Акулина Фирсова так и осталась жить в прислугах у Анны. Хозяйка оказалась доброй, душевной. Вечера, они проводили в беседах о жизни, девичьих мечтах и рассказах. Узнав о непростой судьбе Капитанши, Акулина потихоньку отошла от злости на дворянское сословие, поняв, что и среди них есть люди хорошие и даже несчастные. За месяц общения барыни и прислуги, меж ними возникла привязанность, свиваясь в тугой узелок бескорыстной женской дружбы.

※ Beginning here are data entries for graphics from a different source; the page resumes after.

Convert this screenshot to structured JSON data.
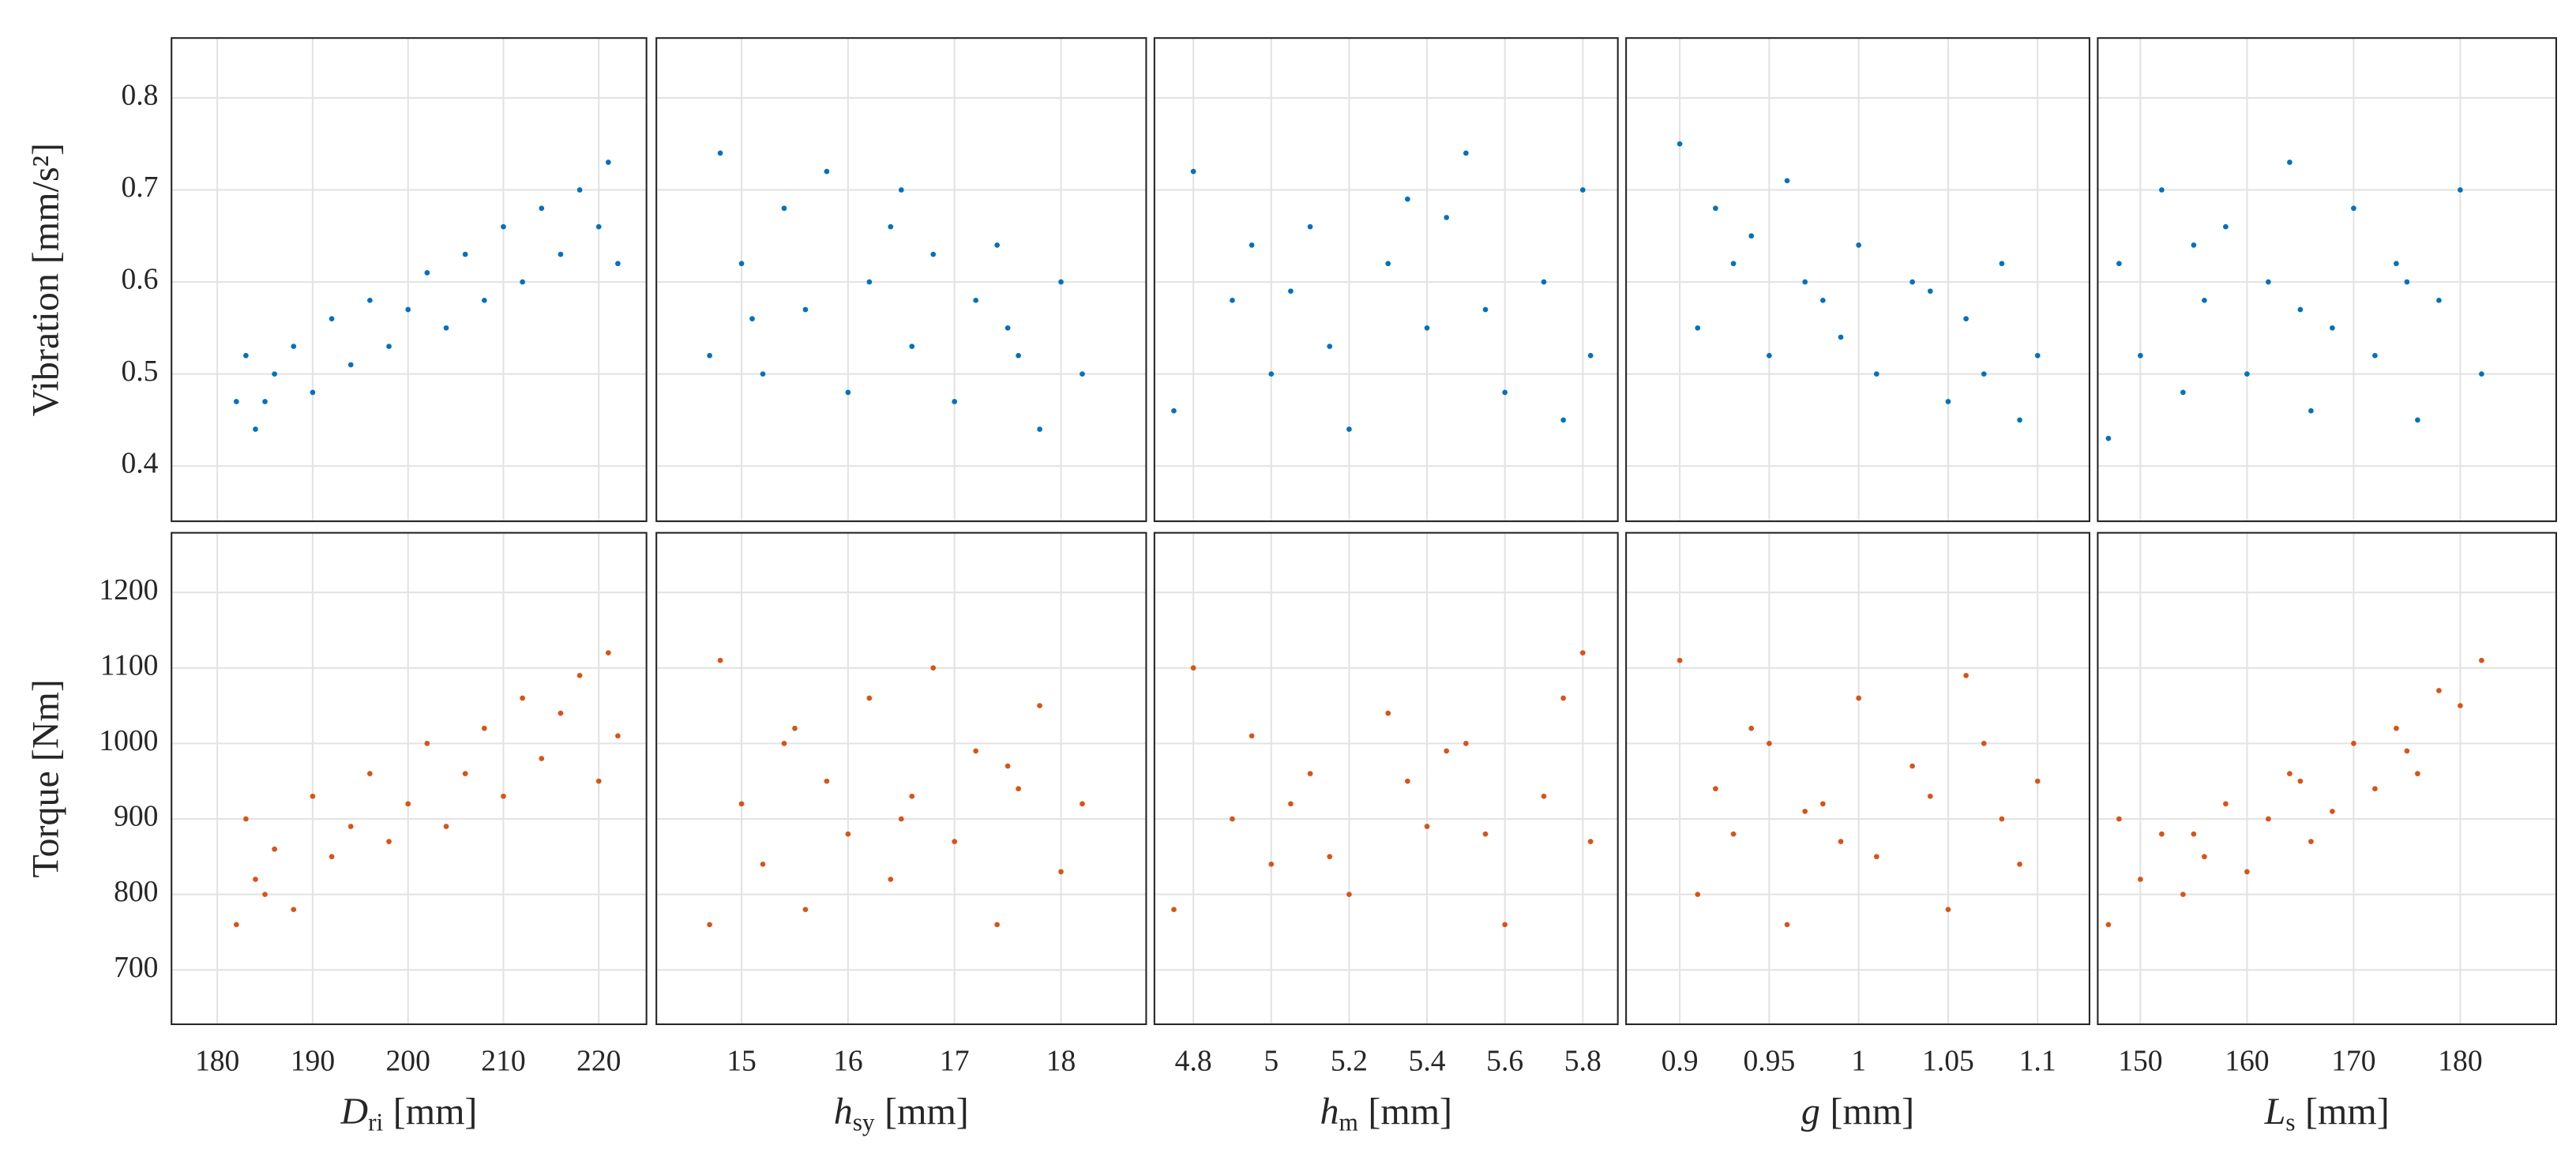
{
  "chart_data": {
    "type": "scatter",
    "grid": true,
    "columns": [
      {
        "xlabel": {
          "symbol": "D",
          "sub": "ri",
          "unit": "[mm]"
        },
        "xlim": [
          175.2,
          225
        ],
        "xticks": [
          180,
          190,
          200,
          210,
          220
        ]
      },
      {
        "xlabel": {
          "symbol": "h",
          "sub": "sy",
          "unit": "[mm]"
        },
        "xlim": [
          14.2,
          18.8
        ],
        "xticks": [
          15,
          16,
          17,
          18
        ]
      },
      {
        "xlabel": {
          "symbol": "h",
          "sub": "m",
          "unit": "[mm]"
        },
        "xlim": [
          4.7,
          5.89
        ],
        "xticks": [
          4.8,
          5,
          5.2,
          5.4,
          5.6,
          5.8
        ]
      },
      {
        "xlabel": {
          "symbol": "g",
          "unit": "[mm]"
        },
        "xlim": [
          0.87,
          1.129
        ],
        "xticks": [
          0.9,
          0.95,
          1,
          1.05,
          1.1
        ]
      },
      {
        "xlabel": {
          "symbol": "L",
          "sub": "s",
          "unit": "[mm]"
        },
        "xlim": [
          146,
          189
        ],
        "xticks": [
          150,
          160,
          170,
          180
        ]
      }
    ],
    "rows": [
      {
        "ylabel": "Vibration [mm/s²]",
        "color": "#0072BD",
        "ylim": [
          0.34,
          0.865
        ],
        "yticks": [
          0.4,
          0.5,
          0.6,
          0.7,
          0.8
        ],
        "panels": [
          {
            "x": [
              182,
              183,
              184,
              186,
              188,
              190,
              192,
              194,
              196,
              198,
              200,
              202,
              204,
              206,
              208,
              210,
              212,
              214,
              216,
              218,
              220,
              221,
              222,
              185
            ],
            "y": [
              0.47,
              0.52,
              0.44,
              0.5,
              0.53,
              0.48,
              0.56,
              0.51,
              0.58,
              0.53,
              0.57,
              0.61,
              0.55,
              0.63,
              0.58,
              0.66,
              0.6,
              0.68,
              0.63,
              0.7,
              0.66,
              0.73,
              0.62,
              0.47
            ]
          },
          {
            "x": [
              14.7,
              14.8,
              15.0,
              15.2,
              15.4,
              15.6,
              15.8,
              16.0,
              16.2,
              16.4,
              16.6,
              16.8,
              17.0,
              17.2,
              17.4,
              17.6,
              17.8,
              18.0,
              18.2,
              15.1,
              16.5,
              17.5
            ],
            "y": [
              0.52,
              0.74,
              0.62,
              0.5,
              0.68,
              0.57,
              0.72,
              0.48,
              0.6,
              0.66,
              0.53,
              0.63,
              0.47,
              0.58,
              0.64,
              0.52,
              0.44,
              0.6,
              0.5,
              0.56,
              0.7,
              0.55
            ]
          },
          {
            "x": [
              4.75,
              4.8,
              4.9,
              5.0,
              5.1,
              5.2,
              5.3,
              5.4,
              5.5,
              5.6,
              5.7,
              5.8,
              5.82,
              4.95,
              5.15,
              5.35,
              5.55,
              5.75,
              5.05,
              5.45
            ],
            "y": [
              0.46,
              0.72,
              0.58,
              0.5,
              0.66,
              0.44,
              0.62,
              0.55,
              0.74,
              0.48,
              0.6,
              0.7,
              0.52,
              0.64,
              0.53,
              0.69,
              0.57,
              0.45,
              0.59,
              0.67
            ]
          },
          {
            "x": [
              0.9,
              0.91,
              0.92,
              0.93,
              0.95,
              0.96,
              0.98,
              1.0,
              1.01,
              1.03,
              1.05,
              1.06,
              1.08,
              1.09,
              1.1,
              0.94,
              0.99,
              1.04,
              1.07,
              0.97
            ],
            "y": [
              0.75,
              0.55,
              0.68,
              0.62,
              0.52,
              0.71,
              0.58,
              0.64,
              0.5,
              0.6,
              0.47,
              0.56,
              0.62,
              0.45,
              0.52,
              0.65,
              0.54,
              0.59,
              0.5,
              0.6
            ]
          },
          {
            "x": [
              147,
              148,
              150,
              152,
              154,
              156,
              158,
              160,
              162,
              164,
              166,
              168,
              170,
              172,
              174,
              176,
              178,
              180,
              182,
              155,
              165,
              175
            ],
            "y": [
              0.43,
              0.62,
              0.52,
              0.7,
              0.48,
              0.58,
              0.66,
              0.5,
              0.6,
              0.73,
              0.46,
              0.55,
              0.68,
              0.52,
              0.62,
              0.45,
              0.58,
              0.7,
              0.5,
              0.64,
              0.57,
              0.6
            ]
          }
        ]
      },
      {
        "ylabel": "Torque [Nm]",
        "color": "#D95319",
        "ylim": [
          628,
          1279
        ],
        "yticks": [
          700,
          800,
          900,
          1000,
          1100,
          1200
        ],
        "panels": [
          {
            "x": [
              182,
              183,
              184,
              186,
              188,
              190,
              192,
              194,
              196,
              198,
              200,
              202,
              204,
              206,
              208,
              210,
              212,
              214,
              216,
              218,
              220,
              221,
              222,
              185
            ],
            "y": [
              760,
              900,
              820,
              860,
              780,
              930,
              850,
              890,
              960,
              870,
              920,
              1000,
              890,
              960,
              1020,
              930,
              1060,
              980,
              1040,
              1090,
              950,
              1120,
              1010,
              800
            ]
          },
          {
            "x": [
              14.7,
              14.8,
              15.0,
              15.2,
              15.4,
              15.6,
              15.8,
              16.0,
              16.2,
              16.4,
              16.6,
              16.8,
              17.0,
              17.2,
              17.4,
              17.6,
              17.8,
              18.0,
              18.2,
              15.5,
              16.5,
              17.5
            ],
            "y": [
              760,
              1110,
              920,
              840,
              1000,
              780,
              950,
              880,
              1060,
              820,
              930,
              1100,
              870,
              990,
              760,
              940,
              1050,
              830,
              920,
              1020,
              900,
              970
            ]
          },
          {
            "x": [
              4.75,
              4.8,
              4.9,
              5.0,
              5.1,
              5.2,
              5.3,
              5.4,
              5.5,
              5.6,
              5.7,
              5.8,
              5.82,
              4.95,
              5.15,
              5.35,
              5.55,
              5.75,
              5.05,
              5.45
            ],
            "y": [
              780,
              1100,
              900,
              840,
              960,
              800,
              1040,
              890,
              1000,
              760,
              930,
              1120,
              870,
              1010,
              850,
              950,
              880,
              1060,
              920,
              990
            ]
          },
          {
            "x": [
              0.9,
              0.91,
              0.92,
              0.93,
              0.95,
              0.96,
              0.98,
              1.0,
              1.01,
              1.03,
              1.05,
              1.06,
              1.08,
              1.09,
              1.1,
              0.94,
              0.99,
              1.04,
              1.07,
              0.97
            ],
            "y": [
              1110,
              800,
              940,
              880,
              1000,
              760,
              920,
              1060,
              850,
              970,
              780,
              1090,
              900,
              840,
              950,
              1020,
              870,
              930,
              1000,
              910
            ]
          },
          {
            "x": [
              147,
              148,
              150,
              152,
              154,
              156,
              158,
              160,
              162,
              164,
              166,
              168,
              170,
              172,
              174,
              176,
              178,
              180,
              182,
              155,
              165,
              175
            ],
            "y": [
              760,
              900,
              820,
              880,
              800,
              850,
              920,
              830,
              900,
              960,
              870,
              910,
              1000,
              940,
              1020,
              960,
              1070,
              1050,
              1110,
              880,
              950,
              990
            ]
          }
        ]
      }
    ]
  }
}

Проводя дни в хлопотах по хозяйству, спускаясь за водой на лед Ишим-реки, Акулина все чаще и чаще по дороге к проруби встречала Крутикова. Спиридон предлагал ей помочь поднести водицу на гору. Вспоминая буран в степи, она посмеивалась над ним, но Спиридон не отвечал ей колкостями, лишь, когда Акулина снова назвала его «прыщем» — обиделся и ушел не оглядываясь.
Неделю, Фирсова ходила за водой без сопровождения. Выглядывала, высматривала. Когда на восьмой день у подножья яра, Акулина увидела солдатский мундир Спиридона, ноги ее ослабели и привычные деревянные ведра-ушата, заполненные доверху речной водой, вдруг стали непомерно тяжелы. Смиренно выслушав, сбивчивый лепет Крутикова насчет бабы с полными ведрами, она сняла коромысло с плеч, улыбнулась и подала ему.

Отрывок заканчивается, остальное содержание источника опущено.